< Nahum 1 >
1 De last van Nineve. Het boek des gezichts van Nahum, den Elkosiet.
A prophecy about Nineveh: the scroll of the vision that came to Nahum the Elkoshite.
2 Een ijverig God en een wreker is de HEERE, een wreker is de HEERE, en zeer grimmig; een wreker is de HEERE aan Zijn wederpartijders, en Hij behoudt den toorn Zijn vijanden.
The Lord is a jealous and avenging God—the Lord God is avenging and angry. The Lord takes vengeance on his enemies, he is angry with those who are hostile to him.
3 De HEERE is lankmoedig, doch van grote kracht, en Hij houdt den schuldige geenszins onschuldig. Des HEEREN weg is in wervelwind, en in storm, en de wolken zijn het stof Zijner voeten.
The Lord is slow to become angry, has great power, and will not leave the guilty unpunished. He walks among the whirlwind and the storm; the clouds are like dust beneath his feet.
4 Hij scheldt de zee, en maakt ze droog, en Hij verdroogt alle rivieren; Basan en Karmel kwelen, ook kweelt de bloem van Libanon.
He commands the sea and makes it dry; he dries up all the rivers. Bashan and Carmel wither; the blossom of Lebanon fades.
5 De bergen beven voor Hem, en de heuvelen versmelten; en de aarde licht zich op voor Zijn aangezicht, en de wereld, en allen, die daarin wonen.
Mountains quake in his presence; hills melt away. The earth trembles before him—the whole world and everyone who lives there.
6 Wie zal voor Zijn gramschap staan, en wie zal voor de hittigheid Zijns toorns bestaan? Zijn grimmigheid is uitgestort als vuur, en de rotsstenen worden van Hem vermorzeld.
Who can withstand his fury? Who can endure the heat of his anger? His rage pours out like molten fire; he shatters rocks to pieces.
7 De HEERE is goed, Hij is ter sterkte in den dag der benauwdheid, en Hij kent hen, die op Hem betrouwen.
The Lord is good, a place of safety in a time of trouble.
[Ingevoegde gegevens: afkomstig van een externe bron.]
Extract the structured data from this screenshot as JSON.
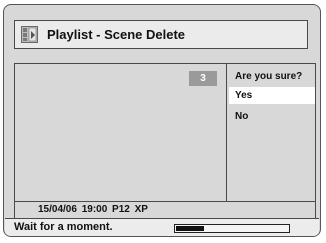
{
  "header": {
    "title": "Playlist - Scene Delete",
    "icon": "playlist-icon"
  },
  "preview": {
    "scene_number": "3"
  },
  "confirm": {
    "question": "Are you sure?",
    "options": [
      {
        "label": "Yes",
        "selected": true
      },
      {
        "label": "No",
        "selected": false
      }
    ]
  },
  "info": {
    "text": "15/04/06 19:00 P12 XP"
  },
  "status": {
    "message": "Wait for a moment.",
    "progress": 0.25
  },
  "colors": {
    "panel_background": "#d8d8d8",
    "selected_background": "#ffffff",
    "badge_background": "#9a9a9a",
    "border": "#4a4a4a"
  }
}
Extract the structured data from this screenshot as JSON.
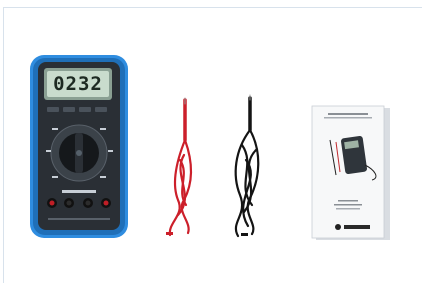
{
  "display": {
    "reading": "0232"
  },
  "meter": {
    "brand_text": "",
    "footer_text": ""
  },
  "manual": {
    "title": "",
    "model": "",
    "brand": ""
  },
  "colors": {
    "meter_blue": "#2f8de0",
    "meter_body": "#2a2f35",
    "lcd": "#c9dccd",
    "red_lead": "#cc1f2a",
    "black_lead": "#141414"
  }
}
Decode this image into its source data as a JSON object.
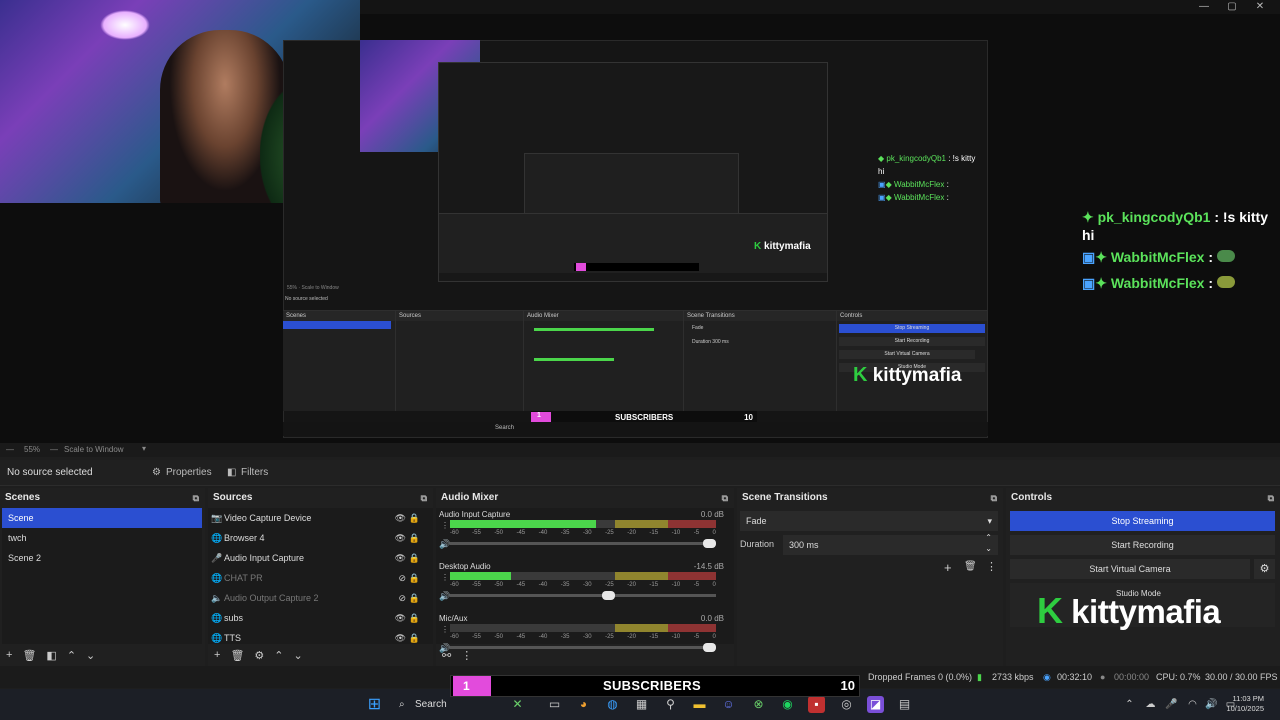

He takes care of those who place their trust in him,
8 En met een doorgaanden vloed zal Hij haar plaats te niet maken; en duisternis zal Zijn vijanden vervolgen.
but those who oppose him will be swept away by a tremendous flood to their destruction. He pursues his enemies into the darkness of death.
9 Wat denkt gijlieden tegen den HEERE? Hij zal zelf een voleinding maken; de benauwdheid zal niet tweemaal op rijzen.
Why are you plotting against the Lord? He will end it completely; misery won't arise twice.
10 Dewijl zij in elkander gevlochten zijn als doornen, en dronken zijn, gelijk zij plegen dronken te zijn, zo worden zij volkomen verteerd, als een dorre stoppel.
They entangle themselves like people caught in thorn bushes; they are like drunks full of drink. They will be completely burned up like dry straw.
11 Van u is een uitgegaan, die kwaad denkt tegen den HEERE, een Belialsraadsman.
One of you is plotting evil against the Lord, someone who is planning wickedness.
12 Alzo zegt de HEERE: Zijn zij voorspoedig, en alzo velen, alzo zullen zij ook geschoren worden, en hij zal doorgaan; Ik heb u wel gedrukt, maar Ik zal u niet meer drukken.
This is what the Lord says: Even though they are strong and numerous, they will be cut down and they will pass away. Though I have caused you trouble, I will not do so anymore.
13 Maar nu zal Ik zijn juk van u breken, en zal uw banden verscheuren.
Now I will break their yoke from your necks and tear away the chains which bind you.
14 Doch tegen u heeft de HEERE bevolen, dat er van uw naam niemand meer gezaaid zal worden; uit het huis uws gods zal Ik uitroeien de gesneden en gegoten beelden; Ik zal u daar een graf maken, als gij zult veracht zijn geworden.
This is what the Lord has ordered concerning you. You will have no descendants to carry on your name. I will destroy the gods in your temples, all the wooden and metal idols. I am digging your grave, for you are depraved.
15 Ziet op de bergen de voeten desgenen, die het goede boodschapt, die vrede doet horen; vier uw vierdagen, o Juda! betaal uw geloften; want de Belials- man zal voortaan niet meer door u doorgaan, hij is gans uitgeroeid.
Look! A messenger is coming over the mountains, bringing good news and proclaiming peace. Judah, celebrate your religious festivals and keep your vows, for never again will wicked enemies invade your land—they will be completely destroyed.